The labyrinth is also a time-honored symbol used in Eastern religions in walking meditations and as a contemplation tool. While labyrinths have been compared with mazes, there are no tricks or dead ends involved. There is a single winding path from edge to center that meanders and spirals its way through – and then back out again.

The following are some of the main benefits of labyrinths:

1. A Beautiful Metaphor For the Spiritual Journey

The design of the labyrinth is representative of the journey within to our own true Buddha Nature – and then back out into the world. Walking a labyrinth or reflecting on one is symbolic of the journey of the spiritual seeker. Life may have many twists and turns, yet we take a single path one step at a time.

2. Being More Present and Mindful

Walking always takes place in the present moment.
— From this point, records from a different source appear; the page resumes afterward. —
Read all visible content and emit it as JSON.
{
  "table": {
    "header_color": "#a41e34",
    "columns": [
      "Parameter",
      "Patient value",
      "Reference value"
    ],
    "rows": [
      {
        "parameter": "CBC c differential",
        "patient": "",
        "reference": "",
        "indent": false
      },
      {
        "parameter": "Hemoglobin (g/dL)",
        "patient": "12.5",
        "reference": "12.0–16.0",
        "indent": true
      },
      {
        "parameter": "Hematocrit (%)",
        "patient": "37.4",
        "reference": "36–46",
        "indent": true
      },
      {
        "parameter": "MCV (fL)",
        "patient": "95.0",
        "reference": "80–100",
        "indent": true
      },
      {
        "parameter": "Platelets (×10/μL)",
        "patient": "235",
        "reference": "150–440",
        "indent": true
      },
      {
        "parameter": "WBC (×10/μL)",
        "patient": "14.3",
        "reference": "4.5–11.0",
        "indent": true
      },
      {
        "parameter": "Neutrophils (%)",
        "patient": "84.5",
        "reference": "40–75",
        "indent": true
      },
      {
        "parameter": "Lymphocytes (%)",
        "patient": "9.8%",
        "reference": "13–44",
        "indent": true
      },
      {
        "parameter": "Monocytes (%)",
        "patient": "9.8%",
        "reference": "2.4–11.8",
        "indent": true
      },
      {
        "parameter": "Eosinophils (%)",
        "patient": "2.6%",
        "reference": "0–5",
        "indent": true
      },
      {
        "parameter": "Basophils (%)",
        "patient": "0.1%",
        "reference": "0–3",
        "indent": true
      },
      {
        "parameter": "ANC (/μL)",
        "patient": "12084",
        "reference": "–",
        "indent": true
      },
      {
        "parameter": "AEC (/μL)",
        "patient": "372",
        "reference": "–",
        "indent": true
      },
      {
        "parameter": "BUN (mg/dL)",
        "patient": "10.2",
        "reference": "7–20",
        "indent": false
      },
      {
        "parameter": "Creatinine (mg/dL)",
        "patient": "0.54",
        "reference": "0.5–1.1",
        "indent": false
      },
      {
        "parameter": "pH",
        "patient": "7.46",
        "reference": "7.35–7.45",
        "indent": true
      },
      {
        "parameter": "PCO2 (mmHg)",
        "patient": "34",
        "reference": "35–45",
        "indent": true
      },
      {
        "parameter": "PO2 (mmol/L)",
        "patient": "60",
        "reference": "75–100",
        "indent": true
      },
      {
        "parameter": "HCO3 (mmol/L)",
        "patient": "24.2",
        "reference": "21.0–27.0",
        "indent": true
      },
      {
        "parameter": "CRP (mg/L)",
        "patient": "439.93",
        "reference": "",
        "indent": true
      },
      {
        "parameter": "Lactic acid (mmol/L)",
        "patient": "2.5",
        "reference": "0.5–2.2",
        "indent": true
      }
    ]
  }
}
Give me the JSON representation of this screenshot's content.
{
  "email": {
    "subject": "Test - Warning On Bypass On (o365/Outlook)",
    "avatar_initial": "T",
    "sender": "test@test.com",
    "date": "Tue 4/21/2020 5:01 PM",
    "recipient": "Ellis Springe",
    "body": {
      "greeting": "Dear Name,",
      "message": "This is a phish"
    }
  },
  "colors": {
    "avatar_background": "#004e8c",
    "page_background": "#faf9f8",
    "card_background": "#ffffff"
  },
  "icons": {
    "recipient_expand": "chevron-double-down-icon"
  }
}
This is unlike “thinking,” which can pull us into the past or future. A labyrinth facilitates being more in touch with Buddha Nature, or the “Watcher” dimension of our thoughts and emotions which transcends them all.

3. Reduced Stress and Improved Mood

When walking or reflecting on a labyrinth, the mind is cleared and anxieties are calmed. Feelings of stress are dissipated and released, and Buddha Nature can shine through more brightly.

4. Physical Health Benefits

A Harvard Medical School study out of their Mind/Body Medical Institute found that walking meditations yielded the following health benefits:

  • Increases the “relaxation response”
  • Lowers blood pressure
  • Increases focus and concentration
  • Reduces chronic pain sensations
  • Insomnia relief/better sleep
  • Improved fertility

5. Enhances Creativity

Walking or reflecting upon a labyrinth involves the right brain, which is creative and intuitive. This can help to activate imagination, innovation, and inspiration that comes from a deep, authentic place.

6. Available in Many Forms

Labyrinths can be found on the grounds of Zen gardens, Buddhist monasteries, spiritual centers, and parks. Check your local area for the closest walking labyrinth that is open to the public.

You can also find the labyrinth symbol on a range of personal meditation tools and products. These include prints, wall hangings, desk labyrinths and even pendants and jewelry. While full-size labyrinths give you the experience of a walking meditation, smaller labyrinths can serve as a powerful symbol, reminder, totem or meditation tool at any time.